A frequent question I am often asked from separating couples is :- If we have an agreement why can’t we just put it in writing and get a once over from a solicitor and sign it and let that be it. I wish to explain why solicitors can seem to make very simple things very difficult, expensive and time consuming.
The answer is …The Lawyers first rule of fight club. This is that when people enter any agreement the last thing they imagine when they enter it is that the other person will break the agreement. The first thing the solicitor thinks about is what will happen when one person breaks the agreement. I think that we solicitors probably don’t put this out there front and centre because once you have worked in the legal industry for any length of time, it seems so obvious.

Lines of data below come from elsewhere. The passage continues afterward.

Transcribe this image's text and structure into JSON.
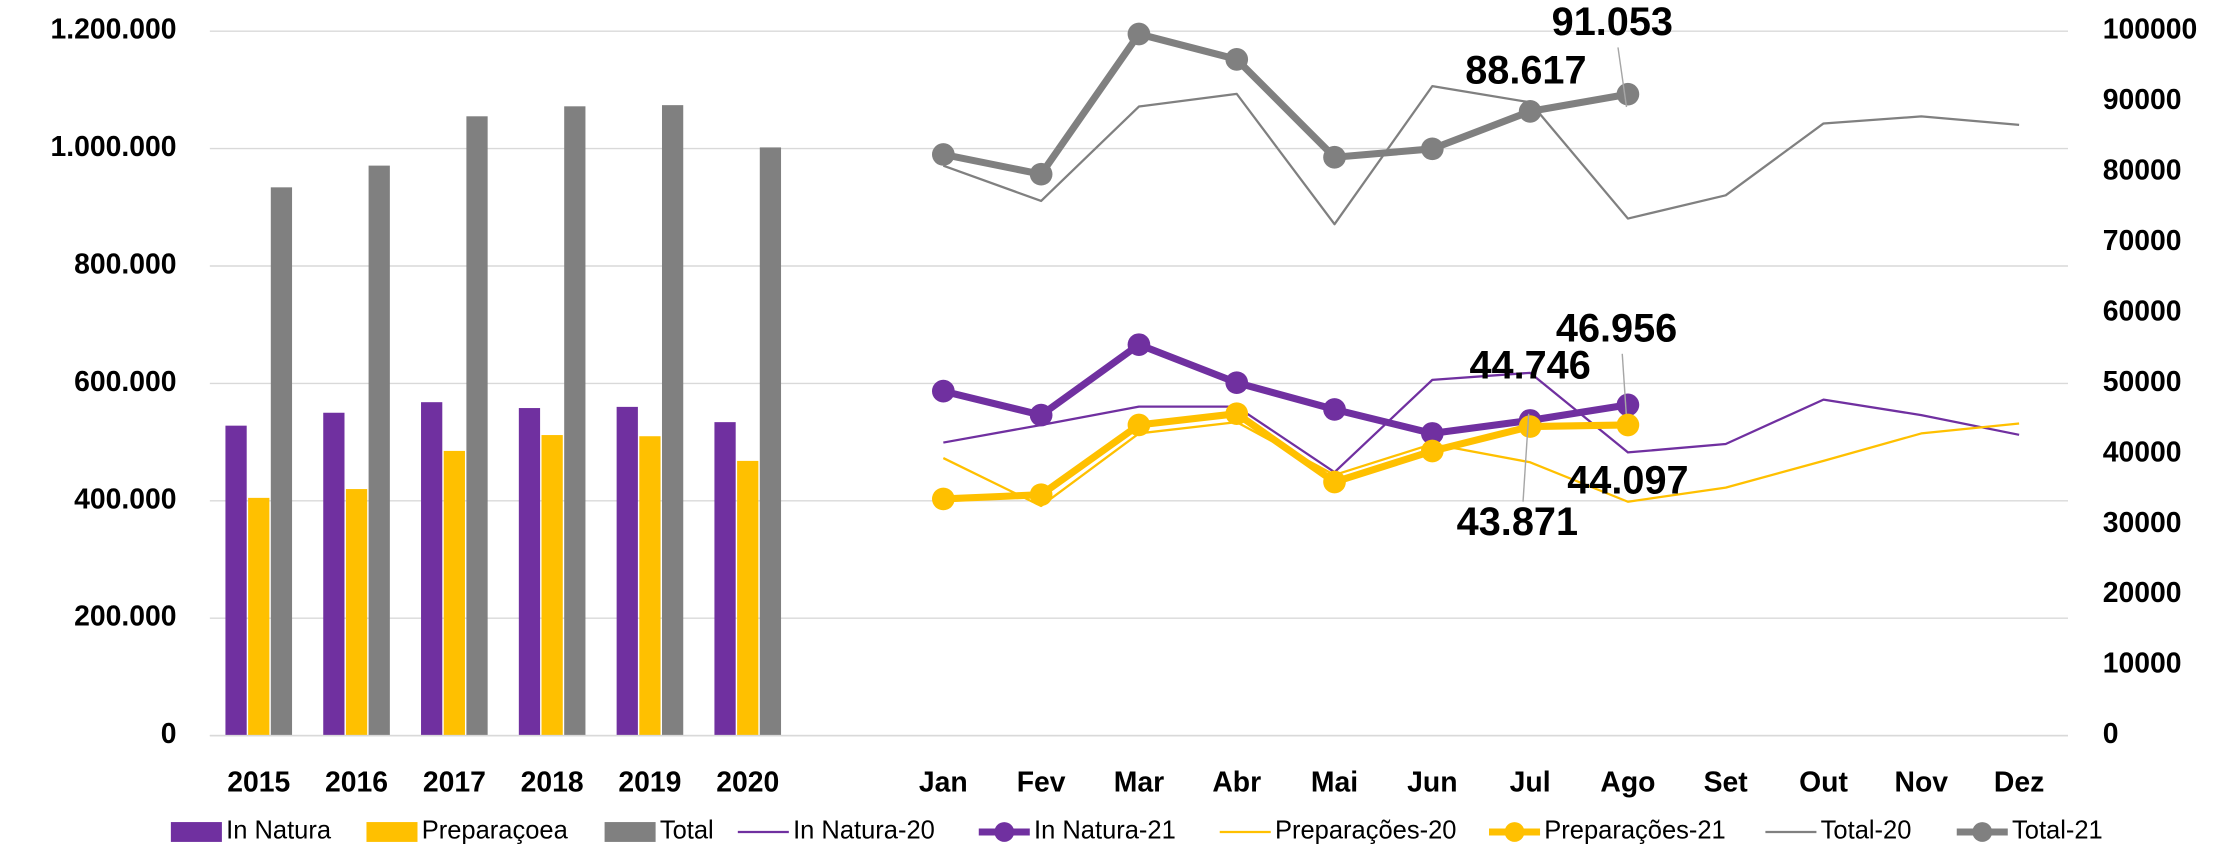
{
  "chart_data": [
    {
      "type": "bar",
      "categories": [
        "2015",
        "2016",
        "2017",
        "2018",
        "2019",
        "2020"
      ],
      "series": [
        {
          "name": "In Natura",
          "color": "#7030a0",
          "values": [
            528000,
            550000,
            568000,
            558000,
            560000,
            534000
          ]
        },
        {
          "name": "Preparaçoea",
          "color": "#ffc000",
          "values": [
            405000,
            420000,
            485000,
            512000,
            510000,
            468000
          ]
        },
        {
          "name": "Total",
          "color": "#808080",
          "values": [
            934000,
            971000,
            1055000,
            1072000,
            1074000,
            1002000
          ]
        }
      ],
      "ylim": [
        0,
        1200000
      ],
      "yticks": [
        0,
        {
          "value": 200000,
          "label": "200.000"
        },
        {
          "value": 400000,
          "label": "400.000"
        },
        {
          "value": 600000,
          "label": "600.000"
        },
        {
          "value": 800000,
          "label": "800.000"
        },
        {
          "value": 1000000,
          "label": "1.000.000"
        },
        {
          "value": 1200000,
          "label": "1.200.000"
        }
      ],
      "grid": true
    },
    {
      "type": "line",
      "categories": [
        "Jan",
        "Fev",
        "Mar",
        "Abr",
        "Mai",
        "Jun",
        "Jul",
        "Ago",
        "Set",
        "Out",
        "Nov",
        "Dez"
      ],
      "series": [
        {
          "name": "In Natura-20",
          "color": "#7030a0",
          "axis": "y2",
          "values": [
            41600,
            44100,
            46700,
            46700,
            37400,
            50500,
            51500,
            40200,
            41400,
            47700,
            45500,
            42700
          ]
        },
        {
          "name": "In Natura-21",
          "color": "#7030a0",
          "axis": "y2",
          "markers": true,
          "values": [
            48900,
            45500,
            55500,
            50100,
            46300,
            42900,
            44746,
            46956,
            null,
            null,
            null,
            null
          ],
          "value_labels": [
            null,
            null,
            null,
            null,
            null,
            null,
            "44.746",
            "46.956",
            null,
            null,
            null,
            null
          ]
        },
        {
          "name": "Preparações-20",
          "color": "#ffc000",
          "axis": "y2",
          "values": [
            39400,
            32600,
            42900,
            44500,
            37000,
            41400,
            38800,
            33200,
            35200,
            39000,
            42900,
            44300
          ]
        },
        {
          "name": "Preparações-21",
          "color": "#ffc000",
          "axis": "y2",
          "markers": true,
          "values": [
            33600,
            34200,
            44100,
            45700,
            36000,
            40400,
            43871,
            44097,
            null,
            null,
            null,
            null
          ],
          "value_labels": [
            null,
            null,
            null,
            null,
            null,
            null,
            "43.871",
            "44.097",
            null,
            null,
            null,
            null
          ]
        },
        {
          "name": "Total-20",
          "color": "#808080",
          "axis": "y2",
          "values": [
            80900,
            75900,
            89300,
            91100,
            72600,
            92200,
            89900,
            73400,
            76700,
            86900,
            87900,
            86700
          ]
        },
        {
          "name": "Total-21",
          "color": "#808080",
          "axis": "y2",
          "markers": true,
          "values": [
            82500,
            79700,
            99600,
            96000,
            82100,
            83300,
            88617,
            91053,
            null,
            null,
            null,
            null
          ],
          "value_labels": [
            null,
            null,
            null,
            null,
            null,
            null,
            "88.617",
            "91.053",
            null,
            null,
            null,
            null
          ]
        }
      ],
      "y2lim": [
        0,
        100000
      ],
      "y2ticks": [
        0,
        10000,
        20000,
        30000,
        40000,
        50000,
        60000,
        70000,
        80000,
        90000,
        100000
      ]
    }
  ]
}
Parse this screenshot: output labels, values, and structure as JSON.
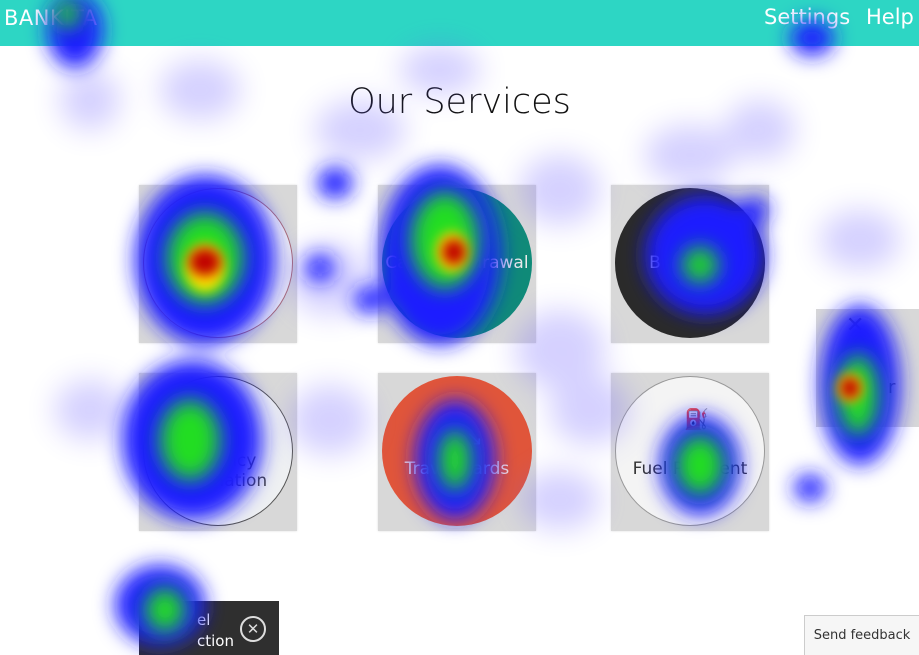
{
  "header": {
    "brand": "BANKITA",
    "nav": {
      "settings": "Settings",
      "help": "Help"
    }
  },
  "main": {
    "title": "Our Services",
    "services": [
      {
        "label": "",
        "icon": ""
      },
      {
        "label": "Cash Withdrawal",
        "icon": ""
      },
      {
        "label": "B",
        "icon": ""
      },
      {
        "label": "Currency Information",
        "icon": "flag-icon"
      },
      {
        "label": "Travel Cards",
        "icon": "arrow-icon"
      },
      {
        "label": "Fuel Payment",
        "icon": "fuel-icon"
      }
    ],
    "edge_tile": {
      "label": "r",
      "icon": "cross-icon"
    }
  },
  "chat": {
    "line1": "el",
    "line2": "ction",
    "close_icon": "close-circle-icon"
  },
  "feedback": {
    "label": "Send feedback"
  },
  "colors": {
    "topbar": "#2dd6c4",
    "teal": "#0f8a78",
    "orange": "#e0553a",
    "dark": "#2a2a2a"
  }
}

We are trained to try to see into the future and imagine all the things that can go wrong. We then think into the future of our client coming to our office with this future problem and imagine what practical solution do we have for our client.
So a case in point, a separation agreement sound great and in certain circumstances can be ideal. But mostly just think about it, Mary and John relationship ends and they have two children. Everything is amicable so it is accepted by John that he move out and rent a place with room for the children to stay 3 nights per week. They agree maintenance at a certain amount bearing in mind John now has to pay very high rent. Mary accepts that because they now are in a new reality and that both their standards of living will have to be reduced as they will now have to support two homes. They both enter the agreement. After 1 year Mary meets a new partner who the children love and John decides to stop paying maintenance. What is Mary to do? She goes to her solicitor and is advised that a separation agreement is just like any other agreement and that the court process required is expensive and lengthy as it is essentially the same expense as enforcing a big time commercial agreement. Mary cannot afford this proceedings so leaves it and her relationship with John deteriorates further.
Her solicitor advises her that this is the unfortunate reality and that perhaps if she had her time back, they could have spent a small bit more money and have made their agreement an order of court. This would have required both to engage a solicitor , start a process and go to court. If this had been done, Mary would have been able to simply ask her solicitor to list the case in court. John would have been required to attend and explain his rationale for not obeying a court order that he had voluntarily and with legal advice agreed to. Equally John’s argument could be accepted by the judge and the maintenance may be reduced.